Nous sommes rentrés dans la salle principale de la soirée, une grande pièce divisée en unité par des fauteuils tournés les uns en face des autres en petits comités. Au centre il y avait un grand espace libre, une arène où nous allions pouvoir jeter nos soumis pour nous distraire. Il y avait une faible musique d’ambiance ne parvenant pas à couvrir les bruits des lanières qui s’abattaient sur de chanceux soumis dans les pièces latérales où avaient lieu les jeux individuels et les ateliers. Il faisait assez sombre, il y avait certes des lumières sur les côtés mais l’essentiel de l’ambiance lumineuse venait de bougies installées en nombre un peu partout. Quelques soumis étaient exhibés enchainés mais c’était davantage de la décoration que des punitions. Être entravé pendant des heures, quelle belle façon de passer une soirée.

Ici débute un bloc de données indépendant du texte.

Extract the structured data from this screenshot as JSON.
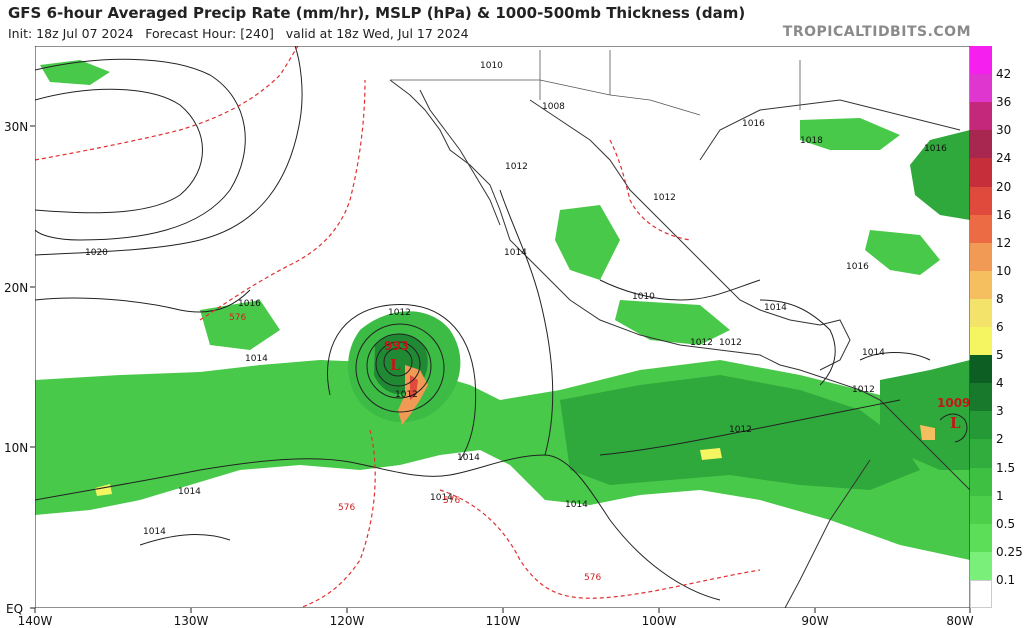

Nous avons croisé des connaissances que j’ai pris soin de saluer, le mot d’ordre était que nous devions ignorer les soumis au départ, nous faisions comme s’ils n’étaient pas là pour les laisser s’habituer au lieu.
Je sais que j’ai la réputation d’être sévère mais cela n’apparait pas au premier regard, il y a des dominas à l’allure agressive, je préfère le look princesse souriante bien que capricieuse. Chacun son style et ses préférences. Je détonnais un peu dans le décors même si la cravache que j’avais sous le bras rappelait à tous qu’il ne fallait pas me chercher.
Nous avons déambulé jusqu’à trouver une place qui me convienne. Je lui ai mis une pression sur la nuque pour lui intimer l’ordre de se coucher sur le sol. C’est tout un nouveau monde qui s’ouvrait à lui et qu’il devait appréhender calmemant. Vous pensez spontanément aux pieds qui sont à portée de langue mais ce n’est pas aussi réduit. Au ras du sol vous découvrez le monde sous une nouvelle perspective, c’est dépaysant, si vous voulez vous changer les idées c’est un moyen comme un autre. Personne ne faisait attention à lui il était dans une situation d’un voyeur pouvant observer ce qu’il veut sans rendre de comptes. Au départ il avait été jaloux que je ne m’occupe pas plus de lui mais il y trouvait des avantages.